This document is an excerpt from the EUR-Lex website
Document 61970CJ0001
Judgment of the Court of 30 June 1970. # Parfums Marcel Rochas Vertriebs-GmbH v Helmut Bitsch. # Reference for a preliminary ruling: Oberlandesgericht Karlsruhe - Germany. # Case 1-70.
Arrest van het Hof van 30 juni 1970.
Parfums Marcel Rochas Vertriebs-GmbH tegen Helmut Bitsch.
Verzoek om een prejudiciële beslissing: Oberlandesgericht Karlsruhe - Duitsland.
Zaak 1-70.
Arrest van het Hof van 30 juni 1970.
Parfums Marcel Rochas Vertriebs-GmbH tegen Helmut Bitsch.
Verzoek om een prejudiciële beslissing: Oberlandesgericht Karlsruhe - Duitsland.
Zaak 1-70.
Jurisprudentie 1970 -00515
ECLI identifier: ECLI:EU:C:1970:63
ARREST VAN HET HOF VAN 30 JUNI 1970. - PARFUMS MARCEL ROCHAS VERTRIEBS - GMBH TEGEN HELMUT BITSCH. - (VERZOEK OM EEN PREJUDICIELE BESLISSING, INGEDIEND DOOR HET OBERLANDESGERICHT KARLSRUHE). - ZAAK NO. 1/70.

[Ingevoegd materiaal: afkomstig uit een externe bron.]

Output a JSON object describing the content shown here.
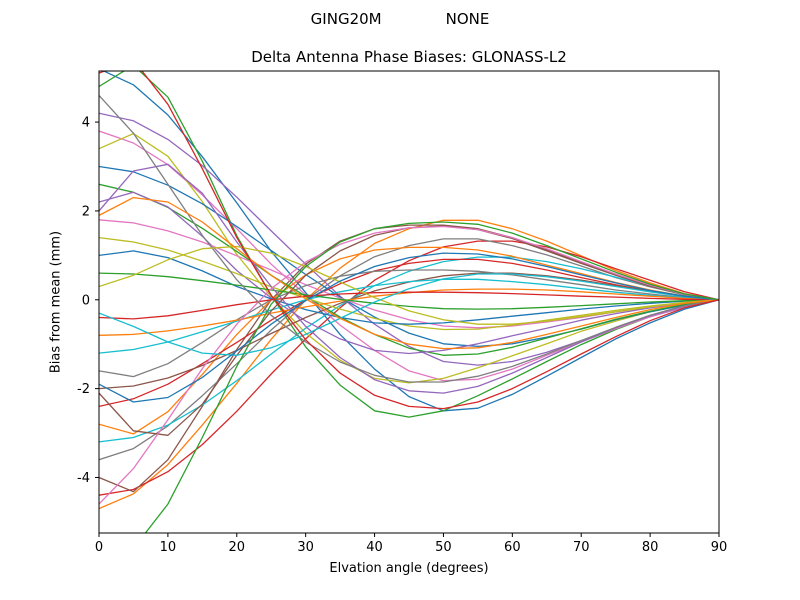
{
  "header": {
    "suptitle_left": "GING20M",
    "suptitle_right": "NONE"
  },
  "chart_data": {
    "type": "line",
    "title": "Delta Antenna Phase Biases: GLONASS-L2",
    "xlabel": "Elvation angle (degrees)",
    "ylabel": "Bias from mean (mm)",
    "xlim": [
      0,
      90
    ],
    "ylim": [
      -5.25,
      5.15
    ],
    "xticks": [
      0,
      10,
      20,
      30,
      40,
      50,
      60,
      70,
      80,
      90
    ],
    "yticks": [
      -4,
      -2,
      0,
      2,
      4
    ],
    "grid": false,
    "legend_position": "none",
    "axis_color": "#000000",
    "background_color": "#ffffff",
    "x": [
      0,
      5,
      10,
      15,
      20,
      25,
      30,
      35,
      40,
      45,
      50,
      55,
      60,
      65,
      70,
      75,
      80,
      85,
      90
    ],
    "series": [
      {
        "color": "#1f77b4",
        "values": [
          5.2,
          4.84,
          4.16,
          3.22,
          2.18,
          1.09,
          0.16,
          -0.78,
          -1.56,
          -2.18,
          -2.5,
          -2.44,
          -2.13,
          -1.72,
          -1.3,
          -0.88,
          -0.52,
          -0.21,
          0.0
        ]
      },
      {
        "color": "#ff7f0e",
        "values": [
          -4.7,
          -4.37,
          -3.71,
          -2.82,
          -1.88,
          -0.89,
          0.0,
          0.71,
          1.27,
          1.6,
          1.79,
          1.79,
          1.6,
          1.32,
          0.99,
          0.66,
          0.38,
          0.14,
          0.0
        ]
      },
      {
        "color": "#2ca02c",
        "values": [
          4.8,
          5.28,
          4.56,
          3.12,
          1.44,
          0.1,
          -1.06,
          -1.92,
          -2.5,
          -2.64,
          -2.5,
          -2.16,
          -1.78,
          -1.39,
          -1.01,
          -0.67,
          -0.38,
          -0.14,
          0.0
        ]
      },
      {
        "color": "#d62728",
        "values": [
          -4.4,
          -4.27,
          -3.87,
          -3.26,
          -2.51,
          -1.67,
          -0.88,
          -0.18,
          0.44,
          0.88,
          1.19,
          1.32,
          1.32,
          1.19,
          0.97,
          0.7,
          0.44,
          0.18,
          0.0
        ]
      },
      {
        "color": "#9467bd",
        "values": [
          4.2,
          4.03,
          3.61,
          3.02,
          2.31,
          1.55,
          0.8,
          0.08,
          -0.55,
          -1.05,
          -1.39,
          -1.47,
          -1.39,
          -1.18,
          -0.92,
          -0.63,
          -0.38,
          -0.17,
          0.0
        ]
      },
      {
        "color": "#8c564b",
        "values": [
          -4.0,
          -4.32,
          -3.6,
          -2.4,
          -1.12,
          0.0,
          0.8,
          1.32,
          1.6,
          1.68,
          1.68,
          1.6,
          1.4,
          1.12,
          0.84,
          0.56,
          0.32,
          0.12,
          0.0
        ]
      },
      {
        "color": "#e377c2",
        "values": [
          3.8,
          3.53,
          3.04,
          2.36,
          1.6,
          0.8,
          0.11,
          -0.57,
          -1.14,
          -1.6,
          -1.82,
          -1.79,
          -1.56,
          -1.25,
          -0.95,
          -0.65,
          -0.38,
          -0.15,
          0.0
        ]
      },
      {
        "color": "#7f7f7f",
        "values": [
          -3.6,
          -3.35,
          -2.84,
          -2.16,
          -1.44,
          -0.68,
          0.0,
          0.54,
          0.97,
          1.22,
          1.37,
          1.37,
          1.22,
          1.01,
          0.76,
          0.5,
          0.29,
          0.11,
          0.0
        ]
      },
      {
        "color": "#bcbd22",
        "values": [
          3.4,
          3.74,
          3.23,
          2.21,
          1.02,
          0.07,
          -0.75,
          -1.36,
          -1.77,
          -1.87,
          -1.77,
          -1.53,
          -1.26,
          -0.99,
          -0.71,
          -0.48,
          -0.27,
          -0.1,
          0.0
        ]
      },
      {
        "color": "#17becf",
        "values": [
          -3.2,
          -3.1,
          -2.82,
          -2.37,
          -1.82,
          -1.22,
          -0.64,
          -0.13,
          0.32,
          0.64,
          0.86,
          0.96,
          0.96,
          0.86,
          0.7,
          0.51,
          0.32,
          0.13,
          0.0
        ]
      },
      {
        "color": "#1f77b4",
        "values": [
          3.0,
          2.88,
          2.58,
          2.16,
          1.65,
          1.11,
          0.57,
          0.06,
          -0.39,
          -0.75,
          -0.99,
          -1.05,
          -0.99,
          -0.84,
          -0.66,
          -0.45,
          -0.27,
          -0.12,
          0.0
        ]
      },
      {
        "color": "#ff7f0e",
        "values": [
          -2.8,
          -3.02,
          -2.52,
          -1.68,
          -0.78,
          0.0,
          0.56,
          0.92,
          1.12,
          1.18,
          1.18,
          1.12,
          0.98,
          0.78,
          0.59,
          0.39,
          0.22,
          0.08,
          0.0
        ]
      },
      {
        "color": "#2ca02c",
        "values": [
          2.6,
          2.42,
          2.08,
          1.61,
          1.09,
          0.55,
          0.08,
          -0.39,
          -0.78,
          -1.09,
          -1.25,
          -1.22,
          -1.07,
          -0.86,
          -0.65,
          -0.44,
          -0.26,
          -0.1,
          0.0
        ]
      },
      {
        "color": "#d62728",
        "values": [
          -2.4,
          -2.23,
          -1.9,
          -1.44,
          -0.96,
          -0.46,
          0.0,
          0.36,
          0.65,
          0.82,
          0.91,
          0.91,
          0.82,
          0.67,
          0.5,
          0.34,
          0.19,
          0.07,
          0.0
        ]
      },
      {
        "color": "#9467bd",
        "values": [
          2.2,
          2.42,
          2.09,
          1.43,
          0.66,
          0.04,
          -0.48,
          -0.88,
          -1.14,
          -1.21,
          -1.14,
          -0.99,
          -0.81,
          -0.64,
          -0.46,
          -0.31,
          -0.18,
          -0.07,
          0.0
        ]
      },
      {
        "color": "#8c564b",
        "values": [
          -2.0,
          -1.94,
          -1.76,
          -1.48,
          -1.14,
          -0.76,
          -0.4,
          -0.08,
          0.2,
          0.4,
          0.54,
          0.6,
          0.6,
          0.54,
          0.44,
          0.32,
          0.2,
          0.08,
          0.0
        ]
      },
      {
        "color": "#e377c2",
        "values": [
          1.8,
          1.73,
          1.55,
          1.3,
          0.99,
          0.67,
          0.34,
          0.04,
          -0.23,
          -0.45,
          -0.59,
          -0.63,
          -0.59,
          -0.5,
          -0.4,
          -0.27,
          -0.16,
          -0.07,
          0.0
        ]
      },
      {
        "color": "#7f7f7f",
        "values": [
          -1.6,
          -1.73,
          -1.44,
          -0.96,
          -0.45,
          0.0,
          0.32,
          0.53,
          0.64,
          0.67,
          0.67,
          0.64,
          0.56,
          0.45,
          0.34,
          0.22,
          0.13,
          0.05,
          0.0
        ]
      },
      {
        "color": "#bcbd22",
        "values": [
          1.4,
          1.3,
          1.12,
          0.87,
          0.59,
          0.29,
          0.04,
          -0.21,
          -0.42,
          -0.59,
          -0.67,
          -0.66,
          -0.57,
          -0.46,
          -0.35,
          -0.24,
          -0.14,
          -0.06,
          0.0
        ]
      },
      {
        "color": "#17becf",
        "values": [
          -1.2,
          -1.12,
          -0.95,
          -0.72,
          -0.48,
          -0.23,
          0.0,
          0.18,
          0.32,
          0.41,
          0.46,
          0.46,
          0.41,
          0.34,
          0.25,
          0.17,
          0.1,
          0.04,
          0.0
        ]
      },
      {
        "color": "#1f77b4",
        "values": [
          1.0,
          1.1,
          0.95,
          0.65,
          0.3,
          0.02,
          -0.22,
          -0.4,
          -0.52,
          -0.55,
          -0.52,
          -0.45,
          -0.37,
          -0.29,
          -0.21,
          -0.14,
          -0.08,
          -0.03,
          0.0
        ]
      },
      {
        "color": "#ff7f0e",
        "values": [
          -0.8,
          -0.78,
          -0.7,
          -0.59,
          -0.46,
          -0.3,
          -0.16,
          -0.03,
          0.08,
          0.16,
          0.22,
          0.24,
          0.24,
          0.22,
          0.18,
          0.13,
          0.08,
          0.03,
          0.0
        ]
      },
      {
        "color": "#2ca02c",
        "values": [
          0.6,
          0.58,
          0.52,
          0.43,
          0.33,
          0.22,
          0.11,
          0.01,
          -0.08,
          -0.15,
          -0.2,
          -0.21,
          -0.2,
          -0.17,
          -0.13,
          -0.09,
          -0.05,
          -0.02,
          0.0
        ]
      },
      {
        "color": "#d62728",
        "values": [
          -0.4,
          -0.43,
          -0.36,
          -0.24,
          -0.11,
          0.0,
          0.08,
          0.13,
          0.16,
          0.17,
          0.17,
          0.16,
          0.14,
          0.11,
          0.08,
          0.06,
          0.03,
          0.01,
          0.0
        ]
      },
      {
        "color": "#9467bd",
        "values": [
          2.0,
          2.9,
          3.05,
          2.4,
          1.3,
          0.3,
          -0.6,
          -1.3,
          -1.8,
          -2.05,
          -2.1,
          -1.95,
          -1.65,
          -1.3,
          -0.95,
          -0.63,
          -0.36,
          -0.14,
          0.0
        ]
      },
      {
        "color": "#8c564b",
        "values": [
          -2.1,
          -2.95,
          -3.05,
          -2.35,
          -1.25,
          -0.25,
          0.55,
          1.1,
          1.45,
          1.62,
          1.66,
          1.58,
          1.38,
          1.1,
          0.82,
          0.55,
          0.31,
          0.12,
          0.0
        ]
      },
      {
        "color": "#e377c2",
        "values": [
          -4.6,
          -3.8,
          -2.7,
          -1.55,
          -0.55,
          0.25,
          0.85,
          1.25,
          1.5,
          1.62,
          1.65,
          1.58,
          1.4,
          1.15,
          0.86,
          0.58,
          0.33,
          0.12,
          0.0
        ]
      },
      {
        "color": "#7f7f7f",
        "values": [
          4.6,
          3.75,
          2.6,
          1.45,
          0.45,
          -0.35,
          -0.95,
          -1.4,
          -1.7,
          -1.85,
          -1.85,
          -1.72,
          -1.5,
          -1.22,
          -0.92,
          -0.62,
          -0.35,
          -0.13,
          0.0
        ]
      },
      {
        "color": "#bcbd22",
        "values": [
          0.3,
          0.55,
          0.9,
          1.15,
          1.2,
          1.05,
          0.75,
          0.4,
          0.05,
          -0.25,
          -0.45,
          -0.55,
          -0.55,
          -0.48,
          -0.38,
          -0.27,
          -0.16,
          -0.06,
          0.0
        ]
      },
      {
        "color": "#17becf",
        "values": [
          -0.3,
          -0.6,
          -0.95,
          -1.2,
          -1.25,
          -1.08,
          -0.78,
          -0.42,
          -0.05,
          0.25,
          0.47,
          0.58,
          0.58,
          0.52,
          0.42,
          0.3,
          0.18,
          0.07,
          0.0
        ]
      },
      {
        "color": "#1f77b4",
        "values": [
          -1.9,
          -2.3,
          -2.2,
          -1.75,
          -1.15,
          -0.55,
          -0.02,
          0.42,
          0.75,
          0.95,
          1.05,
          1.03,
          0.92,
          0.75,
          0.56,
          0.38,
          0.21,
          0.08,
          0.0
        ]
      },
      {
        "color": "#ff7f0e",
        "values": [
          1.9,
          2.3,
          2.2,
          1.75,
          1.15,
          0.55,
          0.02,
          -0.42,
          -0.78,
          -1.0,
          -1.1,
          -1.08,
          -0.96,
          -0.78,
          -0.59,
          -0.4,
          -0.22,
          -0.08,
          0.0
        ]
      },
      {
        "color": "#2ca02c",
        "values": [
          -5.3,
          -5.6,
          -4.6,
          -3.1,
          -1.5,
          -0.1,
          0.75,
          1.3,
          1.6,
          1.72,
          1.75,
          1.7,
          1.5,
          1.22,
          0.92,
          0.62,
          0.35,
          0.13,
          0.0
        ]
      },
      {
        "color": "#d62728",
        "values": [
          5.1,
          5.4,
          4.4,
          2.95,
          1.4,
          0.1,
          -0.9,
          -1.65,
          -2.15,
          -2.4,
          -2.45,
          -2.3,
          -2.0,
          -1.62,
          -1.22,
          -0.83,
          -0.47,
          -0.18,
          0.0
        ]
      }
    ]
  }
}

Jurisprudentie 1970 bladzijde 00515
Deense bijz. uitgave bladzijde 00085
Griekse bijz. uitgave bladzijde 00361
Portugese bijz. uitgave bladzijde 00407
Spaanse bijz. uitgave bladzijde 00055
Samenvatting
Partijen
Onderwerp
Overwegingen van het arrest
Beslissing inzake de kosten
Dictum
++++
1 . BELEID VAN DE EEG - DE MEDEDINGINGSREGELS - ONDERNEMERSAFSPRAKEN - STANDAARDOVEREENKOMST - AANMELDING - HET GEVOLG DAARVAN STREKT ZICH UIT TOT CONTRACTEN VAN DEZELFDE INHOUD
( VERORDENING VAN DE RAAD NO . 17, ART . 5 )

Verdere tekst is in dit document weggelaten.